The heart of the challenge is to use technology to make travel and trade as secure and smooth as possible for passengers and for cargo. Technologies therefore have to be effective, but also fast, complementary to one another, and as non-intrusive as possible. And, of course, they must support our commitment to protect the privacy, civil rights, and civil liberties of our citizens.
Our goal is to create "the airport checkpoint of tomorrow" that reduces the need for physical searches and maximizes the likelihood that we will prevent another attack on aviation. But to imagine, design, test, procure, and – eventually – deploy this, we need new kinds of managerial, operational, and engineering expertise.
The 'Big Data' Challenge
A second homeland security challenge is likely familiar to many academics: research brings in reams of data, but what is essential is the ability to glean insight, and discern patterns and trends, from a mass of information. How, for example, can we improve our ability to identify the anomalies that could point to illicit or terrorist activity from millions – billions – of data points?
To the airline passengers we screen, add the data on more than 50,000 cargo containers arriving each day through hundreds of air, land, and sea ports. And add to this sea of "Big Data" the terabytes of information pouring in to the intelligence community about threats from abroad – more data each day than the entire text holdings of the Library of Congress.
Pulling actionable intelligence from this data requires the constant evolution of our information gathering, learning, and analytic capabilities. It requires software engineers, information systems designers, and communications and data security experts working together. It requires getting this right so that we can ensure that analysts, agents, screeners, and officers anywhere in the world can get the information they need securely, and in real time.
Securing Our Cyber Networks and Critical Infrastructure
Protecting our shared cyber networks and critical infrastructure also requires strong scientific and engineering partnerships. In the past couple years, we have hardened critical facilities, such as chemical plants and transportation hubs, and greatly improved our ability to detect and respond to a large-scale cyber attack. But we know there's more to be done.
For instance, making sure the industrial control systems that run our water treatment and power plants are safe from attack. Or finding ways to ensure that the distributed nature of cyberspace becomes a contributor to the resilience of the system, not a liability. Indeed, the multiplicity of disasters that recently hit Japan – an earthquake, a tsunami, and a nuclear crisis – illustrates vividly why resilience is so very basic, and so important.

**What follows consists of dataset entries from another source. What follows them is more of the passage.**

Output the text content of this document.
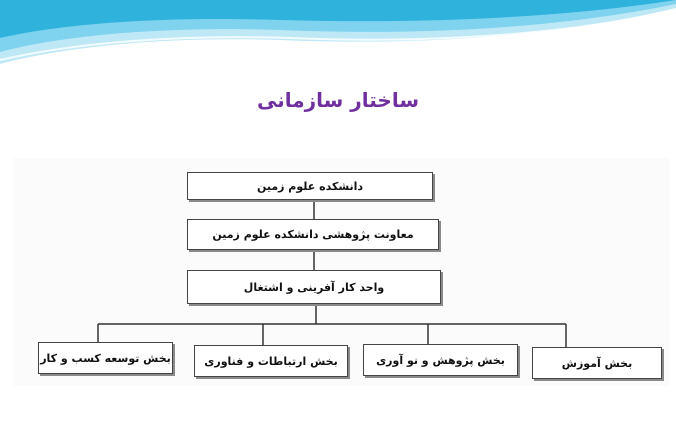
ساختار سازمانی
دانشکده علوم زمین
معاونت پژوهشی دانشکده علوم زمین
واحد کار آفرینی و اشتغال
بخش آموزش
بخش پژوهش و نو آوری
بخش ارتباطات و فناوری
بخش توسعه کسب و کار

Ninety percent of Americans live in an area where there is a moderate or high risk of natural disaster. We know we can do more to make homes and buildings more secure and resilient. We can speed the commercialization of innovations in the field of nanotechnology that can help put more resilient building materials on the market. Our scientific community can play a direct role in developing security solutions in these and other areas.

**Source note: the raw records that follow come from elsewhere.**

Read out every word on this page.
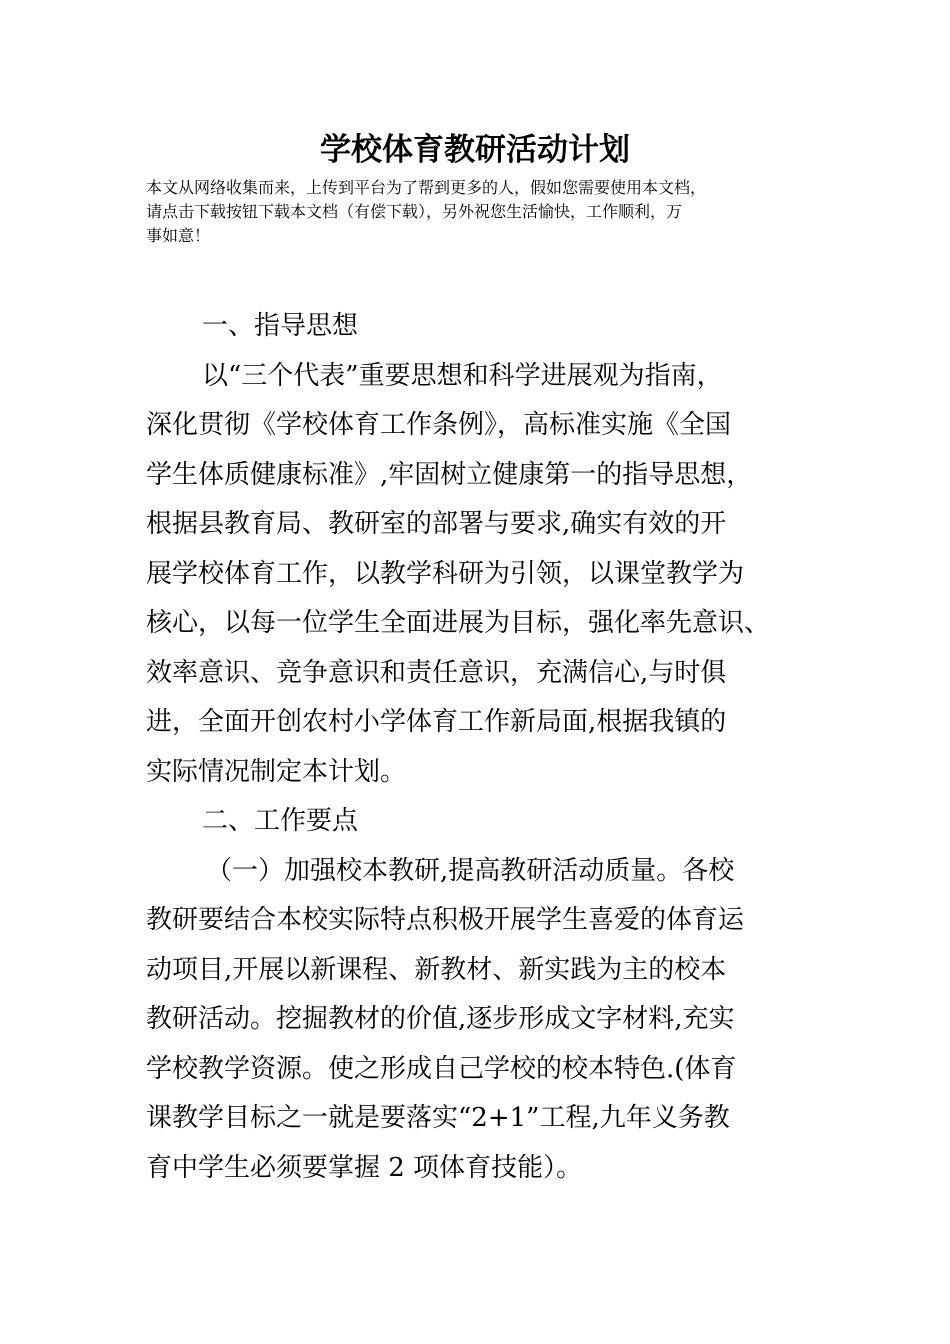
学校体育教研活动计划
本文从网络收集而来，上传到平台为了帮到更多的人，假如您需要使用本文档，
请点击下载按钮下载本文档（有偿下载），另外祝您生活愉快，工作顺利，万
事如意！
一、指导思想
以“三个代表”重要思想和科学进展观为指南，
深化贯彻《学校体育工作条例》，高标准实施《全国
学生体质健康标准》,牢固树立健康第一的指导思想，
根据县教育局、教研室的部署与要求,确实有效的开
展学校体育工作，以教学科研为引领，以课堂教学为
核心，以每一位学生全面进展为目标，强化率先意识、
效率意识、竞争意识和责任意识，充满信心,与时俱
进，全面开创农村小学体育工作新局面,根据我镇的
实际情况制定本计划。
二、工作要点
（一）加强校本教研,提高教研活动质量。各校
教研要结合本校实际特点积极开展学生喜爱的体育运
动项目,开展以新课程、新教材、新实践为主的校本
教研活动。挖掘教材的价值,逐步形成文字材料,充实
学校教学资源。使之形成自己学校的校本特色.(体育
课教学目标之一就是要落实“2+1”工程,九年义务教
育中学生必须要掌握 2 项体育技能）。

How Scientists Can Serve the Public at DHS
Since I became homeland security secretary, we have taken several significant steps. We recently issued a solicitation for research through our Science and Technology Directorate that creates incentives for academe and the private sector to propose novel ideas and approaches.
We are supporting the president’s commitment to strengthen education in the STEM fields by granting nearly 100 fellowships, scholarships, and internships to students in science, technology, engineering, and math every year. We just announced a new Loaned Executive program to bring private sector expertise into our leadership ranks on 6- to 12-month rotations, and we’re launching a new Cyber Workforce Initiative to help attract and then retain the very top cyber professionals available in the country.
I believe there are many scientists and engineers interested in working on scientific issues for the public benefit who, perhaps, have never considered the idea of government service. Maybe their impression is that technical career paths in government are not as appealing as they are in academe or the private sector.
Yet it’s not unusual for a lawyer, economist, or political scientist to spend some time working on a particular policy issue at a government agency. We therefore need to do a better job at making a similarly worthwhile and workable path for top scientists to serve the public interest, and to help make our nation more secure. In essence, we need a model where there is more scientific knowledge across government, and more knowledge of government and public policy in science and engineering communities.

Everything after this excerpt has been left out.